China GDP hiccup would have long-term aftershocks

China loves to set itself different goals with an array of plans. The GDP growth target of the world's second biggest economy of "around 5%" for this year is the most imminent - and is facing headwinds. Beijing now treats such a measure more as a planning tool than the compulsory target it used to be. Yet a slowdown is still likely to prompt policy changes to keep on track longer-term plans, such as doubling per-capital GDP by 2035.

An impressive 5.3% growth for the first quarter this year prompted a lot of bullish calls from international banks. For instance, UBS only upgraded its forecast on China’s growth from 4.6% to 4.9% in April. Yet in a research note published last week, the same economists including Wang Tao revised their estimate back to 4.6%. The swing in sentiment is primarily due to a deeper-than-expected property slump. Feel-good factors after the Chinese government’s policy combo to prop up the market, including easing mortgage rules and allowing local governments to turn unsold homes into welfare housing, have also faded.

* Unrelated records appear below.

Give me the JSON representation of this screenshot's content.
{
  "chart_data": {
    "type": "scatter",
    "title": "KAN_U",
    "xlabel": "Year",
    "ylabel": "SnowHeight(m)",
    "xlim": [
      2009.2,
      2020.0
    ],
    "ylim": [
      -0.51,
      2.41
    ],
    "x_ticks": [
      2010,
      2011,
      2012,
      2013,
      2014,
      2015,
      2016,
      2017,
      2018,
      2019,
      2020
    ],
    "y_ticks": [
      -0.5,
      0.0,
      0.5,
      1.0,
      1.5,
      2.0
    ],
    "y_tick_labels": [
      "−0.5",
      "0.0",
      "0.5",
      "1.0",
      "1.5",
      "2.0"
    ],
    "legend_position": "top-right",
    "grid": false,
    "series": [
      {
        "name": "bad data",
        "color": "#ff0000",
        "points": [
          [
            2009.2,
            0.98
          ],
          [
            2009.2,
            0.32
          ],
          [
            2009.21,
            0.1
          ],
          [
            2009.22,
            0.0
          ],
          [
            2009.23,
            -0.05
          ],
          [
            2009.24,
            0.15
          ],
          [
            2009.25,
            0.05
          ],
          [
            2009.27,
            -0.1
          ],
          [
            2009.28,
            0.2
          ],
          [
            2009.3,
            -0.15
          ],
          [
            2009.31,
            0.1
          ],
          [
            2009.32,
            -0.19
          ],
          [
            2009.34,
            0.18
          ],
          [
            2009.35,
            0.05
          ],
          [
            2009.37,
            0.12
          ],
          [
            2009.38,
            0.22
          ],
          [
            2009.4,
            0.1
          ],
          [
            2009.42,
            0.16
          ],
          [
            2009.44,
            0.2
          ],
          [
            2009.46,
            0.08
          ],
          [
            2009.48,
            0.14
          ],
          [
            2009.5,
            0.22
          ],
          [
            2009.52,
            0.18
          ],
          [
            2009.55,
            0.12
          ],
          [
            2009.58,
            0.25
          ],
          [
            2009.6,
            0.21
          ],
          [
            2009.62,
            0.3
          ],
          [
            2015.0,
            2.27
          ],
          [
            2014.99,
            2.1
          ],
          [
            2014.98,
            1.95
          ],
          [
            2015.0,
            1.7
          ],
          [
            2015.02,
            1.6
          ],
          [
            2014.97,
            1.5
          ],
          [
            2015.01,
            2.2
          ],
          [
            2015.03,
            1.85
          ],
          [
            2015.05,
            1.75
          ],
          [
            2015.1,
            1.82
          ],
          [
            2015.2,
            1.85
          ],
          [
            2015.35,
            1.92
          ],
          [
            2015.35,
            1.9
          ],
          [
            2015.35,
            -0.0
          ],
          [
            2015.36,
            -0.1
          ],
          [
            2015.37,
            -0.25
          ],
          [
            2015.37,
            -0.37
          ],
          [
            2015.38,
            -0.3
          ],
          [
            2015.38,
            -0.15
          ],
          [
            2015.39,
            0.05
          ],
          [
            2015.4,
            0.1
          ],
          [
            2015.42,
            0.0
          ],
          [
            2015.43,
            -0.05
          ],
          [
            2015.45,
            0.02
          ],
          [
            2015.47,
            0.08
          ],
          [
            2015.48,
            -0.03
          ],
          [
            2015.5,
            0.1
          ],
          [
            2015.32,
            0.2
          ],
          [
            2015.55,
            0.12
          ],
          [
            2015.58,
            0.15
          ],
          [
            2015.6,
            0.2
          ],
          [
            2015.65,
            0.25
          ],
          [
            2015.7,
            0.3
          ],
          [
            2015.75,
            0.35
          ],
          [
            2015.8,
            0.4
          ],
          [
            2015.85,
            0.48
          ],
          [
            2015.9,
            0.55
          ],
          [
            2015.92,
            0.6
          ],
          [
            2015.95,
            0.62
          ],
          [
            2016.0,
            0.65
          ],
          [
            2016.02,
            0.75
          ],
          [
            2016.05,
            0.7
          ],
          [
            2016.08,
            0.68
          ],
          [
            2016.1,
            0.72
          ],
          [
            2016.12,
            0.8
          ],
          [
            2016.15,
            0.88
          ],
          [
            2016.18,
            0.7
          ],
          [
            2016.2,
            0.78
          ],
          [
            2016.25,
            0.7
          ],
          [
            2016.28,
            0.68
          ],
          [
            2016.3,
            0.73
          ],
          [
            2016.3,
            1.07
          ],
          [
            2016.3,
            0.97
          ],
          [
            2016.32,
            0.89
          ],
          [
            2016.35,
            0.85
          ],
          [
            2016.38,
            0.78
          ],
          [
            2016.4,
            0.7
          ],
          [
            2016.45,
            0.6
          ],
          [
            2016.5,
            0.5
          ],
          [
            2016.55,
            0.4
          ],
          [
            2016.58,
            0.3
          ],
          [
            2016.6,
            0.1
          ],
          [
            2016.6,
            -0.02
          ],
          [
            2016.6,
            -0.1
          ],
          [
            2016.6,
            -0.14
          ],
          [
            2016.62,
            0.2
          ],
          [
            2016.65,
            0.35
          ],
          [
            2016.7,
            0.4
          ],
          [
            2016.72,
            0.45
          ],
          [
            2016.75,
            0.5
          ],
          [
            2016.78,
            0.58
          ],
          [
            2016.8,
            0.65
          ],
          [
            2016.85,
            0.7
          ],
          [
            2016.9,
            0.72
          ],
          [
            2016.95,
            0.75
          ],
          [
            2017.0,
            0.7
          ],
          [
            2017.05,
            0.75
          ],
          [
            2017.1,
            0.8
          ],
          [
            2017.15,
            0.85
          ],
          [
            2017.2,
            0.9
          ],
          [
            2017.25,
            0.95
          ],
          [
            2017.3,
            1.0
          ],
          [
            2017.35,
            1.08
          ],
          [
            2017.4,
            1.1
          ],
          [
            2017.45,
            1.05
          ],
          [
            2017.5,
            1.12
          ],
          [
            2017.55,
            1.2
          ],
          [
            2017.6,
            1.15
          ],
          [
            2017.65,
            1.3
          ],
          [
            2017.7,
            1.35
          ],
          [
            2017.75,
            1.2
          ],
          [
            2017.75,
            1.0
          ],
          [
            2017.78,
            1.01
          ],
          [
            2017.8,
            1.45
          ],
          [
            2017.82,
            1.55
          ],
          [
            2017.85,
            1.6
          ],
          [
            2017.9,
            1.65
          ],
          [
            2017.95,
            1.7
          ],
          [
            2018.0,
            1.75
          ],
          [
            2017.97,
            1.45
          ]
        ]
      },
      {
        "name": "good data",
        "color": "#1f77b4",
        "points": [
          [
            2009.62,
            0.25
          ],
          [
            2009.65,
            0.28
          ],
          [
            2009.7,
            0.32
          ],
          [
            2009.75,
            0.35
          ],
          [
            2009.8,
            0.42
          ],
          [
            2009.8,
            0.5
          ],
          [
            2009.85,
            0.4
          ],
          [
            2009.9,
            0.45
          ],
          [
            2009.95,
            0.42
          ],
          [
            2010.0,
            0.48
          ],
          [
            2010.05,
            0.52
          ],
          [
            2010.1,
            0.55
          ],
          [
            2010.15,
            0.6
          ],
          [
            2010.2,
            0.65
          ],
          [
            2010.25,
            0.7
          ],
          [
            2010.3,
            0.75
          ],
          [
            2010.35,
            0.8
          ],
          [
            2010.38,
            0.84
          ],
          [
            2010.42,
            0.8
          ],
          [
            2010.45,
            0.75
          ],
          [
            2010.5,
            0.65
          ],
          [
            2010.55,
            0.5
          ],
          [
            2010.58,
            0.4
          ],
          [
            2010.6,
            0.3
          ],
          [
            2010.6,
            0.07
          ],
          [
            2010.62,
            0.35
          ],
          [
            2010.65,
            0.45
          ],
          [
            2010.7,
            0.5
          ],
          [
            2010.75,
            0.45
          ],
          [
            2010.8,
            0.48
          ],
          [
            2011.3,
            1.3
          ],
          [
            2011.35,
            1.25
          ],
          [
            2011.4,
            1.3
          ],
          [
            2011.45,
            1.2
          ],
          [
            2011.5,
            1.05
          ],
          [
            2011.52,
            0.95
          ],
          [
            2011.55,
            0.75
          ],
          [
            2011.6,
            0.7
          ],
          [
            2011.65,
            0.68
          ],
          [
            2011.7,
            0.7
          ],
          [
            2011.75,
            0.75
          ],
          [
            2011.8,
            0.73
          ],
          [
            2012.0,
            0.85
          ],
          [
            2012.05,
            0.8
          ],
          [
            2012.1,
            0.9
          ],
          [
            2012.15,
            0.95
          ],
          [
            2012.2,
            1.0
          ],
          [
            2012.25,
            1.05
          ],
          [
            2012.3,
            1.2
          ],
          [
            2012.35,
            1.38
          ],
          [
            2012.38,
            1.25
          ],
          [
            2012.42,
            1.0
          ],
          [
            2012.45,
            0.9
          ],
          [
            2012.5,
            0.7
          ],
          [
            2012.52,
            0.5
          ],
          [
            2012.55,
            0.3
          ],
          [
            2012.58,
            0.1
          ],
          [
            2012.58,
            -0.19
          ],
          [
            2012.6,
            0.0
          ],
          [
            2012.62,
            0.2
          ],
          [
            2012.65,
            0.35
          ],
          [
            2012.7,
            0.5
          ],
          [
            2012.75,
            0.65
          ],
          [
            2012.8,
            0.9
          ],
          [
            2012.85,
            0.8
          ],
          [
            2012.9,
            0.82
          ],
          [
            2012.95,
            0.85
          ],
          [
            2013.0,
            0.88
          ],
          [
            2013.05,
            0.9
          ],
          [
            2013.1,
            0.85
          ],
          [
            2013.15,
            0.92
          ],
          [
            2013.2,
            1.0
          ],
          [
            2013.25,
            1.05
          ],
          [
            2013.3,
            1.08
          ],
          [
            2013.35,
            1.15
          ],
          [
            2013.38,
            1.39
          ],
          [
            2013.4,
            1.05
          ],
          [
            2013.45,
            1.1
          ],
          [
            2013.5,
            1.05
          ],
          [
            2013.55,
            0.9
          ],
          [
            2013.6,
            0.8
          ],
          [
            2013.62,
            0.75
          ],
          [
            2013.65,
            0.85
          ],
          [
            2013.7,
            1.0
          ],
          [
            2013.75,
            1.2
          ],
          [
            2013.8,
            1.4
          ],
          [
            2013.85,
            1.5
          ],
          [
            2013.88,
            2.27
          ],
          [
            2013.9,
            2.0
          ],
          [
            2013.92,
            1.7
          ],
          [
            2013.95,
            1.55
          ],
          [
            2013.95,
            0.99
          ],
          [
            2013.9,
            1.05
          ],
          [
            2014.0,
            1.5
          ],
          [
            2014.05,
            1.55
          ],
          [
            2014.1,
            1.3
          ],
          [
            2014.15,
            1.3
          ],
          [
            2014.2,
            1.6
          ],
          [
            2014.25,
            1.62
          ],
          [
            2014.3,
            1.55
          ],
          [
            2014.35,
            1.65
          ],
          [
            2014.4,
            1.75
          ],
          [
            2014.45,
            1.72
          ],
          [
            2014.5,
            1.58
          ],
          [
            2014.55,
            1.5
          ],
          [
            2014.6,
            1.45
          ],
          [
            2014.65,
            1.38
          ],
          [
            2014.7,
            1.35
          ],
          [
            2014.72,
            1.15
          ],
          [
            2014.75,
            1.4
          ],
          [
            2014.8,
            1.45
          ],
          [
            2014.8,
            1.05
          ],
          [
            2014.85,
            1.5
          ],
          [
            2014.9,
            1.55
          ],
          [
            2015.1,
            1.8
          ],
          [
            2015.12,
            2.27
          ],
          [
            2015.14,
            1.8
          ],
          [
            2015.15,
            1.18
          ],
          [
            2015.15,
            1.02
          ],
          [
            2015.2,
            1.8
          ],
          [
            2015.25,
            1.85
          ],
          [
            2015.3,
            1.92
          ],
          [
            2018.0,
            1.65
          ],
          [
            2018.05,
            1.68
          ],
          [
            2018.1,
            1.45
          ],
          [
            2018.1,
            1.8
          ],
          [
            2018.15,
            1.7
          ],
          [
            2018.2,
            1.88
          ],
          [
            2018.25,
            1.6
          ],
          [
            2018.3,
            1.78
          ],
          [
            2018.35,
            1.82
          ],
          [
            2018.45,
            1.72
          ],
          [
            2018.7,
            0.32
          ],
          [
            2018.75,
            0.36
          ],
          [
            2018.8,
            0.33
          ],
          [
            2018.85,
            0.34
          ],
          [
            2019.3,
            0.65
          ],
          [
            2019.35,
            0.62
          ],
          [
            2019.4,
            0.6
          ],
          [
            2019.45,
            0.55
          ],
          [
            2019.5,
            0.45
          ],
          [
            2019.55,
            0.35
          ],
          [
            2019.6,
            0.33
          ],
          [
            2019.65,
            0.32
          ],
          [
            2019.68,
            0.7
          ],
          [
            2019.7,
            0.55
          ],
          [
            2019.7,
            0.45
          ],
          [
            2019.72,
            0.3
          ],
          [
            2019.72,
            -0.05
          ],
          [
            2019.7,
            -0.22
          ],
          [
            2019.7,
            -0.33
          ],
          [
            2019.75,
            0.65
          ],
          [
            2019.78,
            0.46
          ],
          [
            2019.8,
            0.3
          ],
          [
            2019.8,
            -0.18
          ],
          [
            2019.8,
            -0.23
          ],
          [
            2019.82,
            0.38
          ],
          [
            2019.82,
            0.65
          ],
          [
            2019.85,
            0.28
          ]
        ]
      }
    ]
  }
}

The key word in the State Council's annual growth target more recently is "around". That probably gives economic managers enough leeway this year to argue they accomplished the objective should the headline number eventually come above 4.5%. And it helps that Beijing did not put a figure on how much bigger GDP should get in the country's 14th Five-Year Plan, which runs from 2021 to 2025.

Back in 2021, though, President Xi Jinping said it’s entirely possible for China to meet its longer-term goal of doubling, opens new tab the economy or per capita income by 2035. To do so, the world’s second-largest economy has to keep growing at a pace of around 4.8% for 15 years, per Breakingviews calculation. That's a tall order.

Should the $17 trillion economy expand significantly below 5% this year, that would be the second miss since 2022 when Beijing prioritised pandemic control over growth. Chinese planners will be keen to stop the hiccups from becoming structural woes. The intensity of their potential policy reactions, such as more generous fiscal spending on welfare to boost consumption, will tell how worried they are about misses becoming more prevalent.

CONTEXT NEWS
UBS reckons China’s economy will expand by 4.6% in 2024, compared with an earlier forecast of 4.9%. “We expect weaker property activities to have a bigger drag on the overall economy than earlier expected, including through household consumption,” economists at the Swiss bank including Wang Tao wrote in a research on Aug. 28.

The State Council set a growth target of “around 5%” for 2024. China’s GDP grew 4.7% in the second quarter and 5.3% in the first three months of the year.